You may be asking yourself, why would anyone who likes to hunt for mushrooms try to keep the various locations of these capsular plants such a guarded secret? One very simple reason my dear Watson. Most serious mushroom hunters strongly want to keep desirable round cap locations a secret because these sites are such magical places. Weather ingredients have converged in just the right amounts at these precise spots, and the end result is of course an explosion of the precise type of mushroom you’re searching for. Why not keep the location of your finds such a guarded secret? One would be a total fool to reveal secrets such as this.
Examples of this quirky behavior concerning mushroom sites are quite profuse. In my
younger years when I felt quite confidently that most people under the age of about thirty could
safely walk through walls without sustaining any sort of physical damage, many was the time I’d be running through the forest-only to suddenly bump head long into various locals out on one of their covert fungi forays. The pattern was always the same in these awkward situations. I’d smile at the realization that I’d run into some one I knew back in town. Then ask them innocently enough what their party was doing out in the nature on that particular day.
I’m quite sure the pattern on their part didn’t vary too much either. They’d look at me somewhat suspiciously (after all, I’ve always enjoyed hunting for fungal spores too), then with a guilty look painted all over their faces, state quite sheepishly that they were just out enjoying the beauty of nature that day. Of course they were. In addition to that, I know of some prime beachfront property for sale at an unbelievably cheap price on the coast of Greenland.
I’d inevitably return to my forest jaunt using the lame excuse that if I stood there for too long my muscles would get sore. While the parties I’d just run into would try mightily to figure out new and innovative ways to hide the fact that they’d just run into me.
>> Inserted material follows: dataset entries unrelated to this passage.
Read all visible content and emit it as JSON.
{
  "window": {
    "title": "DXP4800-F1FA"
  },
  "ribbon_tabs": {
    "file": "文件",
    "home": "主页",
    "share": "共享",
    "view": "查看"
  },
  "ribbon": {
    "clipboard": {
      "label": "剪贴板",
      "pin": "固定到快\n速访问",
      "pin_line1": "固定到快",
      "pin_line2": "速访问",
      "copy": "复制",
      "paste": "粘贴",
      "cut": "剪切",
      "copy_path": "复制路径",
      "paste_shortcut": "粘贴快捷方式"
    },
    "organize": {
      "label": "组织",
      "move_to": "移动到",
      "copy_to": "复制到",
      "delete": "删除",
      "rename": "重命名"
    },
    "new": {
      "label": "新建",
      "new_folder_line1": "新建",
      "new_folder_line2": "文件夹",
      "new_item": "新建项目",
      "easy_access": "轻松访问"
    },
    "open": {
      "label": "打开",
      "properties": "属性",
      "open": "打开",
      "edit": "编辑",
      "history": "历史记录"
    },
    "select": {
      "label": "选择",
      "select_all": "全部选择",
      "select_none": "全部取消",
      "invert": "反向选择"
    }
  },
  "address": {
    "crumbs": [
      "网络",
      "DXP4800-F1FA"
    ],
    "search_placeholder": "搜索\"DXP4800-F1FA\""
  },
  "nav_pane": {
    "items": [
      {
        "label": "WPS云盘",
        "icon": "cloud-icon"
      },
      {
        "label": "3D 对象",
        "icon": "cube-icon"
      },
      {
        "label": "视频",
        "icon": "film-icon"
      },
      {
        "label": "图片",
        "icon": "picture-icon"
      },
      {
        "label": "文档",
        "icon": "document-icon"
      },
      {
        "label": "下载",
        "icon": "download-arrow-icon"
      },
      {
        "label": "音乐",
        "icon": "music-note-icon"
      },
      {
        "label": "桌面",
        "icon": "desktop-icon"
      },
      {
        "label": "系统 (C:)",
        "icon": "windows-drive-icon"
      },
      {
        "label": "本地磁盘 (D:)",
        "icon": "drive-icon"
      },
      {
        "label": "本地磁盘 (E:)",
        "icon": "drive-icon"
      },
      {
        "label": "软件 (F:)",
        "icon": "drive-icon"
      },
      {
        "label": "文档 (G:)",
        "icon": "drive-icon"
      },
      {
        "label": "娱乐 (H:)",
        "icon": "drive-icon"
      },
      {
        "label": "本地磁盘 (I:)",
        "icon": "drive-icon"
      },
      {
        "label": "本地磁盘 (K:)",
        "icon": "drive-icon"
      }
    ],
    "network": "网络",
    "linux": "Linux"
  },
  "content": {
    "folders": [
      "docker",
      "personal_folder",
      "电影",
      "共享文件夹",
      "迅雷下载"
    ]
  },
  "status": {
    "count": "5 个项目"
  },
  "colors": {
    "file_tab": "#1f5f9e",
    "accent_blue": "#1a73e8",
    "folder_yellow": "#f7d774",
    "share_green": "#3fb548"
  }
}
Three days later, both parties would return to said site looking for further evidence of new fungal displays, and neither of us would mention anything about the inconvenient encounter of the previous week. The secret magic spot had been discovered, and now everybody felt about like the natives did a few hundred years after Columbus had planted his flag on their shores.
Another convenient way to hide the location of these secret spots is to circumvent the entire mushroom hunting process from the very beginning. Nip things in the bud as it were. A sizable number of locals I know quite frequently go out on extremely covert hunting expeditions. Trying desperately to hide the fact that they’ve even driven their car once since their last weekly church attendance. This strategy has been known to work extremely effectively.
When you run into them a few days after they’ve gone on their foray, they invariably tell you
that this year’s crop is about on the level of decimated cornfield during a Midwest drought.
That they’ve even given up on going out to look. This despite the fact that we’ve gotten record amounts of rain within the past month, and global warming is really starting to kick in at an unprecedented pace.
I will of course totally agree with them, and state emphatically that we’ve gotten way too much moisture, its become too cold too fast, and mother nature just isn’t cooperating this year. Both parties will graciously say “goodbye” to one another, and go their separate ways.
All the while I’m thinking that if I get to Area 51 before they do, the pickings might be fairly good. This thought is exactly the same for my friend/competitor, only in their case, they’ve already scouted out the magical spot before I did. Thus knowing full well about it’s prime harvesting potential. At that point, we’ve got a race against time for both parties.
Thankfully, the San Juan Mountains happen to be a fairly big area packed into a relatively small space. In other words, there are lots of good spots for almost everyone to stumble upon forest fungi. Just don’t tell your neighbor where exactly those spots happen to be.